La liste des pays africains qui ont introduit, songe à introduire ou ont renoncé à introduire une taxe sur les appels internationaux entrants s’allonge de jour en jour. Cette liste non exhaustive comprend le Congo-Brazzaville, la Guinée, le Niger, la Côte d’Ivoire, le Gabon, la Mauritanie, le Ghana, Madagascar, le Sénégal et le Libéria. Balancing Act a suivi cette affaire depuis la tentative avortée en Côte d’Ivoire en août 2009. Isabelle Gross résume les derniers rebondissements dans cette affaire au Sénégal et revient sur le projet de réglementation de l’Autorité des Télécommunications du Libéria d’introduire une taxe similaire dans l’un des pays les plus pauvres du continent africain.

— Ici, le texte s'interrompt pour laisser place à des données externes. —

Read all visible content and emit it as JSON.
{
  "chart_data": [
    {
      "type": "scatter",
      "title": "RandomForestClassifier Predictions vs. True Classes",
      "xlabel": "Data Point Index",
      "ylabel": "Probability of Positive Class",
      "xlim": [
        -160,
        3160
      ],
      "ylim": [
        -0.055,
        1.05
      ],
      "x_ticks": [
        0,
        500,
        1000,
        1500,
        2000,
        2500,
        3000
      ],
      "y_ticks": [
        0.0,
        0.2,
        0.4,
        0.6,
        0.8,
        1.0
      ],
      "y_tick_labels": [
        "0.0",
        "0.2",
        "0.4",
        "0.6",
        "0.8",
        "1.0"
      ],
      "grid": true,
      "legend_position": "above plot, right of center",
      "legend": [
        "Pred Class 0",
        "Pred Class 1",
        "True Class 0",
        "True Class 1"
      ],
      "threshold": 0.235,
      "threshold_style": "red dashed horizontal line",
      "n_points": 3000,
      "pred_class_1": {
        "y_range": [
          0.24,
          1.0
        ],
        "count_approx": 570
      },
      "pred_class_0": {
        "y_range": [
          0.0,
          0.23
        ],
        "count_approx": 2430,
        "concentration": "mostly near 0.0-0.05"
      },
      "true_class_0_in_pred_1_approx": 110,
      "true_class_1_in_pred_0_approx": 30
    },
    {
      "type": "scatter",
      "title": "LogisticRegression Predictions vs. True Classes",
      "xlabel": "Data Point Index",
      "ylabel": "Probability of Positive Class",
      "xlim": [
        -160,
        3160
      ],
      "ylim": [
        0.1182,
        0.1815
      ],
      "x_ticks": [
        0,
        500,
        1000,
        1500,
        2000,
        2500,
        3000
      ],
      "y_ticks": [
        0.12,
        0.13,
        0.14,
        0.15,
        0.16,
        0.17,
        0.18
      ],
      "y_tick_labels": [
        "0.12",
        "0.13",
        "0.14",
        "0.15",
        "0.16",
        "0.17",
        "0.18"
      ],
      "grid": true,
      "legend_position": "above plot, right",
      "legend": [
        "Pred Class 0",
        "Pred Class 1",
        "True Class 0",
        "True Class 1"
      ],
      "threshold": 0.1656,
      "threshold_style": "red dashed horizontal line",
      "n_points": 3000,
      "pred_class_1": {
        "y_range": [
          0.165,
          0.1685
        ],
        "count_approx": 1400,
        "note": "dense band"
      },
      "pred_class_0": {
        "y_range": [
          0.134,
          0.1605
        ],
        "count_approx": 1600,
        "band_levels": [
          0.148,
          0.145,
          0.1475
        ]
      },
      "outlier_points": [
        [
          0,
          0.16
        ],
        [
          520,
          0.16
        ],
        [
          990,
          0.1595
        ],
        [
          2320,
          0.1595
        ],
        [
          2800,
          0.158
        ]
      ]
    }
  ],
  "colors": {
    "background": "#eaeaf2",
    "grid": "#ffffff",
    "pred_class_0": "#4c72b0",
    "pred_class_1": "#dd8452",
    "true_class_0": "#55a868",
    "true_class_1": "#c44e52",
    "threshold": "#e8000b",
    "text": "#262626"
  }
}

Le 24 août 2011 marque le retour de la taxe sur les appels internationaux entrants au Sénégal suite à la signature du décret présidentiel No 2011-127. Un bien triste jour pour le secteur des télécommunications au Sénégal et la diaspora sénégalaise ! Selon la presse sénégalaise, les prises de position des partisans et des opposants au décret réintroduisant une taxe sur les appels internationaux entrant ont été comme suit durant les derniers dix jours (il s’agit d’une sélection):
– Seneweb rapporte le 7 septembre que l’intersyndicale de la Sonatel s’est réunie pour discuter d’un plan d’action pour faire reculer l’Etat. Selon Ndèye Founé Niang, secrétaire générale du Sntp, l’intersyndicale a décidé de lancer « les mercredis de la honte », qui se feront toutes les semaines. – dans son édition du 6 septembre, Sud Quotidien publie que l’Entente nationale des associations de consommateurs (Enac) n’est pas d’accord avec l’attitude de Momar Ndao, président de l’Ascosen (Association des consommateurs du Sénégal) qui défend l’introduction de cette taxe.
– dans une interview accordée à Rewmi, le Ministre chargé des télécommunications, M Moustapha Guirassy répond aux propos de la Directrice de la Communication de la Sonatel (dont toute l’argumentation est bien sur en défaveur de la taxe)
– le 6 septembre encore, Dakaractu annonce être en possession d’un document de 33 pages qui développe un argumentaire détaillé en faveur de la surtaxe des appels internationaux entrants.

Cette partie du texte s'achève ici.